Our Nation’s Health: Obesity Rate at All-Time High; Childhood Poverty Continues to Decline
Hawaii is the healthiest state in 2018; Louisiana faces most challenges
New tool helps states understand key health insights to improve their overall rank
LINK: Hawaii Data
News Release from America’s Health Rankings, December 12, 2018
MINNETONKA, Minn.--The nation’s obesity rate has reached the highest-ever level this year, according to the United Health Foundation’s 2018 America’s Health Rankings® Annual Report. Obesity is a leading contributor to cardiovascular disease, cancer and other conditions. Additionally, an increase in drug deaths, suicides and cardiovascular disease deaths is contributing to an increase in premature death.
In its 29th year, the America’s Health Rankings Annual Report also reveals bright spots, including the reduced rate of childhood poverty and an increased number of mental health providers and primary care physicians per 100,000 people.
Key findings include:
Obesity Prevalence Reaches All-Time High; Premature Deaths Continue to Increase
- The obesity rate exceeded 30 percent of the adult population for the first time in America’s Health Rankings history, up 5 percent in the past year (from 29.9 percent to 31.3 percent).
- Premature deaths increased 3 percent (from 7,214 to 7,432 years lost before age 75 per 100,000 people).
Suicide Rate Increases
- The suicide rate has increased 16 percent since 2012 (from 12.0 to 13.9 deaths per 100,000 people).
- The suicide rate is 3.5 times lower in New Jersey – the state with the lowest rate for this measure – with 7.5 deaths per 100,000 people, compared with Montana, the most at 26.0 deaths per 100,000.
- The suicide rate is much higher among males: 22.2 deaths per 100,000 compared with females at 6.2 deaths per 100,000.
Childhood Poverty Percentage Decreases; Number of Health Care Providers Increases
- Childhood poverty – a key indicator of socioeconomic status and overall health – decreased 19 percent in the past five years from 22.6 percent in 2013 to 18.4 percent in 2018, and decreased 6 percent since 2017.
- The number of mental health providers per 100,000 people increased 8 percent and the number of primary care physicians increased 5 percent nationwide in the past year.
“This year’s Annual Report spotlights an obesity problem that continues to grow. This means more people will likely develop obesity-related chronic diseases like cardiovascular disease, diabetes and cancer,” said Dr.

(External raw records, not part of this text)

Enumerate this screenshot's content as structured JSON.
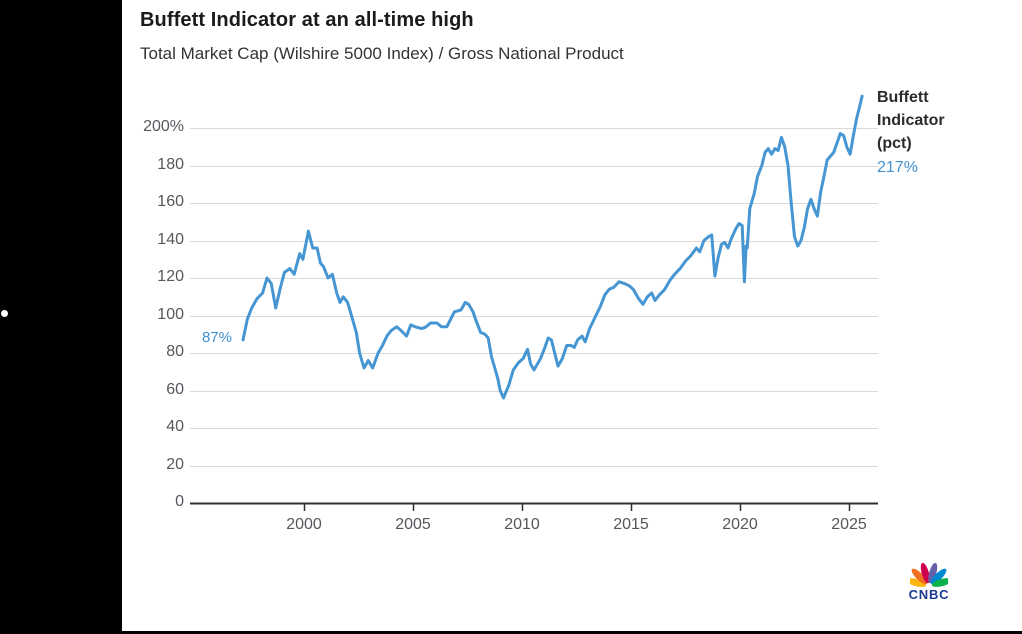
{
  "page": {
    "background_color": "#000000",
    "card_color": "#ffffff"
  },
  "chart": {
    "title": "Buffett Indicator at an all-time high",
    "subtitle": "Total Market Cap (Wilshire 5000 Index) / Gross National Product",
    "start_label": "87%",
    "legend_title": "Buffett Indicator (pct)",
    "legend_value": "217%",
    "line_color": "#4596d3",
    "accent_blue": "#4191cf",
    "gridline_color": "#d9d9d9",
    "axis_color": "#2f2f2f",
    "tick_label_color": "#54575c"
  },
  "chart_data": {
    "type": "line",
    "title": "Buffett Indicator at an all-time high",
    "subtitle": "Total Market Cap (Wilshire 5000 Index) / Gross National Product",
    "xlabel": "",
    "ylabel": "",
    "xlim": [
      1994.77,
      2026.33
    ],
    "ylim": [
      0,
      217.6
    ],
    "grid": "horizontal",
    "legend_position": "right-of-line-end",
    "xticks": [
      {
        "v": 2000,
        "label": "2000"
      },
      {
        "v": 2005,
        "label": "2005"
      },
      {
        "v": 2010,
        "label": "2010"
      },
      {
        "v": 2015,
        "label": "2015"
      },
      {
        "v": 2020,
        "label": "2020"
      },
      {
        "v": 2025,
        "label": "2025"
      }
    ],
    "yticks": [
      {
        "v": 200,
        "label": "200%"
      },
      {
        "v": 180,
        "label": "180"
      },
      {
        "v": 160,
        "label": "160"
      },
      {
        "v": 140,
        "label": "140"
      },
      {
        "v": 120,
        "label": "120"
      },
      {
        "v": 100,
        "label": "100"
      },
      {
        "v": 80,
        "label": "80"
      },
      {
        "v": 60,
        "label": "60"
      },
      {
        "v": 40,
        "label": "40"
      },
      {
        "v": 20,
        "label": "20"
      },
      {
        "v": 0,
        "label": "0"
      }
    ],
    "series": [
      {
        "name": "Buffett Indicator (pct)",
        "first_value_pct": 87,
        "last_value_pct": 217,
        "points": [
          [
            1997.2,
            87
          ],
          [
            1997.4,
            98
          ],
          [
            1997.6,
            104
          ],
          [
            1997.85,
            109
          ],
          [
            1998.1,
            112
          ],
          [
            1998.3,
            120
          ],
          [
            1998.5,
            117
          ],
          [
            1998.7,
            104
          ],
          [
            1998.9,
            114
          ],
          [
            1999.1,
            123
          ],
          [
            1999.35,
            125
          ],
          [
            1999.55,
            122
          ],
          [
            1999.8,
            133
          ],
          [
            1999.95,
            130
          ],
          [
            2000.2,
            145
          ],
          [
            2000.4,
            136
          ],
          [
            2000.6,
            136
          ],
          [
            2000.75,
            128
          ],
          [
            2000.9,
            126
          ],
          [
            2001.1,
            120
          ],
          [
            2001.3,
            122
          ],
          [
            2001.5,
            112
          ],
          [
            2001.65,
            107
          ],
          [
            2001.8,
            110
          ],
          [
            2002.0,
            107
          ],
          [
            2002.2,
            99
          ],
          [
            2002.4,
            91
          ],
          [
            2002.55,
            80
          ],
          [
            2002.75,
            72
          ],
          [
            2002.95,
            76
          ],
          [
            2003.15,
            72
          ],
          [
            2003.4,
            80
          ],
          [
            2003.6,
            84
          ],
          [
            2003.8,
            89
          ],
          [
            2004.0,
            92
          ],
          [
            2004.25,
            94
          ],
          [
            2004.45,
            92
          ],
          [
            2004.7,
            89
          ],
          [
            2004.9,
            95
          ],
          [
            2005.1,
            94
          ],
          [
            2005.4,
            93
          ],
          [
            2005.6,
            94
          ],
          [
            2005.8,
            96
          ],
          [
            2006.1,
            96
          ],
          [
            2006.3,
            94
          ],
          [
            2006.55,
            94
          ],
          [
            2006.9,
            102
          ],
          [
            2007.2,
            103
          ],
          [
            2007.4,
            107
          ],
          [
            2007.55,
            106
          ],
          [
            2007.75,
            102
          ],
          [
            2007.9,
            97
          ],
          [
            2008.1,
            91
          ],
          [
            2008.3,
            90
          ],
          [
            2008.45,
            88
          ],
          [
            2008.6,
            78
          ],
          [
            2008.75,
            72
          ],
          [
            2008.9,
            66
          ],
          [
            2009.0,
            60
          ],
          [
            2009.15,
            56
          ],
          [
            2009.4,
            63
          ],
          [
            2009.6,
            71
          ],
          [
            2009.85,
            75
          ],
          [
            2010.05,
            77
          ],
          [
            2010.25,
            82
          ],
          [
            2010.4,
            74
          ],
          [
            2010.55,
            71
          ],
          [
            2010.85,
            77
          ],
          [
            2011.05,
            83
          ],
          [
            2011.2,
            88
          ],
          [
            2011.35,
            87
          ],
          [
            2011.5,
            80
          ],
          [
            2011.65,
            73
          ],
          [
            2011.85,
            77
          ],
          [
            2012.05,
            84
          ],
          [
            2012.25,
            84
          ],
          [
            2012.4,
            83
          ],
          [
            2012.55,
            87
          ],
          [
            2012.75,
            89
          ],
          [
            2012.9,
            86
          ],
          [
            2013.1,
            93
          ],
          [
            2013.35,
            99
          ],
          [
            2013.6,
            105
          ],
          [
            2013.8,
            111
          ],
          [
            2014.0,
            114
          ],
          [
            2014.2,
            115
          ],
          [
            2014.45,
            118
          ],
          [
            2014.7,
            117
          ],
          [
            2014.9,
            116
          ],
          [
            2015.1,
            114
          ],
          [
            2015.35,
            109
          ],
          [
            2015.55,
            106
          ],
          [
            2015.75,
            110
          ],
          [
            2015.95,
            112
          ],
          [
            2016.1,
            108
          ],
          [
            2016.3,
            111
          ],
          [
            2016.55,
            114
          ],
          [
            2016.8,
            119
          ],
          [
            2017.0,
            122
          ],
          [
            2017.25,
            125
          ],
          [
            2017.5,
            129
          ],
          [
            2017.75,
            132
          ],
          [
            2018.0,
            136
          ],
          [
            2018.15,
            134
          ],
          [
            2018.35,
            140
          ],
          [
            2018.55,
            142
          ],
          [
            2018.7,
            143
          ],
          [
            2018.85,
            121
          ],
          [
            2019.0,
            131
          ],
          [
            2019.15,
            138
          ],
          [
            2019.3,
            139
          ],
          [
            2019.45,
            136
          ],
          [
            2019.6,
            141
          ],
          [
            2019.8,
            146
          ],
          [
            2019.95,
            149
          ],
          [
            2020.1,
            148
          ],
          [
            2020.2,
            118
          ],
          [
            2020.28,
            137
          ],
          [
            2020.33,
            136
          ],
          [
            2020.45,
            157
          ],
          [
            2020.65,
            165
          ],
          [
            2020.8,
            174
          ],
          [
            2021.0,
            180
          ],
          [
            2021.15,
            187
          ],
          [
            2021.3,
            189
          ],
          [
            2021.45,
            186
          ],
          [
            2021.6,
            189
          ],
          [
            2021.75,
            188
          ],
          [
            2021.9,
            195
          ],
          [
            2022.05,
            190
          ],
          [
            2022.2,
            180
          ],
          [
            2022.35,
            160
          ],
          [
            2022.5,
            142
          ],
          [
            2022.65,
            137
          ],
          [
            2022.8,
            140
          ],
          [
            2022.95,
            147
          ],
          [
            2023.1,
            157
          ],
          [
            2023.25,
            162
          ],
          [
            2023.4,
            157
          ],
          [
            2023.55,
            153
          ],
          [
            2023.7,
            166
          ],
          [
            2023.85,
            174
          ],
          [
            2024.0,
            183
          ],
          [
            2024.15,
            185
          ],
          [
            2024.3,
            187
          ],
          [
            2024.45,
            192
          ],
          [
            2024.6,
            197
          ],
          [
            2024.75,
            196
          ],
          [
            2024.9,
            190
          ],
          [
            2025.05,
            186
          ],
          [
            2025.2,
            196
          ],
          [
            2025.35,
            205
          ],
          [
            2025.5,
            212
          ],
          [
            2025.6,
            217
          ]
        ]
      }
    ]
  },
  "logo": {
    "text": "CNBC",
    "text_color": "#1d3c92",
    "feather_colors": [
      "#fcb711",
      "#f37021",
      "#cc004c",
      "#6460aa",
      "#0089d0",
      "#0db14b"
    ]
  }
}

Rhonda Randall, chief medical officer of UnitedHealthcare National Markets, and an adviser to America’s Health Rankings. “We encourage health professionals, public health officials and elected leaders to use these findings to explore opportunities to better support people in their communities in all aspects of their health.”
State Rankings in 2018: Hawaii Ranks No. 1, Louisiana Ranks No. 50
The Annual Report ranks Hawaii as the healthiest state in 2018, followed by Massachusetts (2), Connecticut (3), Vermont (4) and Utah (5). Louisiana ranks as the most challenged state this year, while Mississippi (49), Alabama (48), Oklahoma (47) and Arkansas (46) round out the states with greatest opportunities for improvement.

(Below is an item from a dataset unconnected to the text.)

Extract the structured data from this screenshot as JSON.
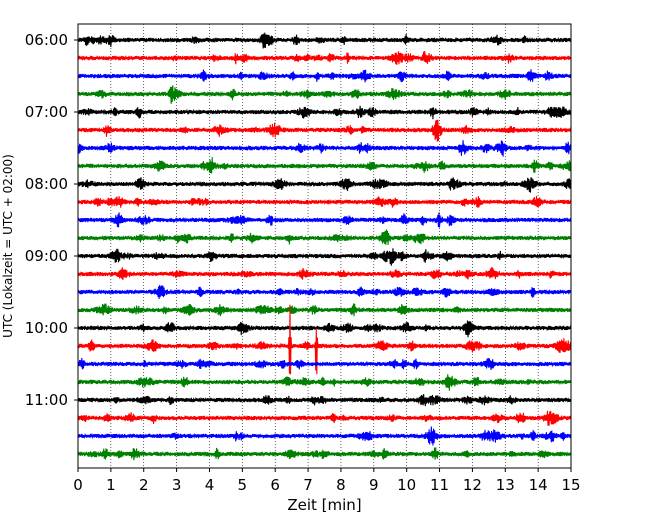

Maine, California and North Dakota experienced the largest rank improvements since last year, with Maine rising seven places to No. 16, and California and North Dakota jumping five places to No. 12 and 13, respectively. Oklahoma experienced the largest rank decline, falling four places to No. 47.
In an effort to continually improve its offerings and capabilities, America’s Health Rankings now offers a new “Adjust My Rank” tool. This feature enables users to better understand their community’s and state’s diverse public health needs and challenges, to gain insights on how to improve their state’s rank.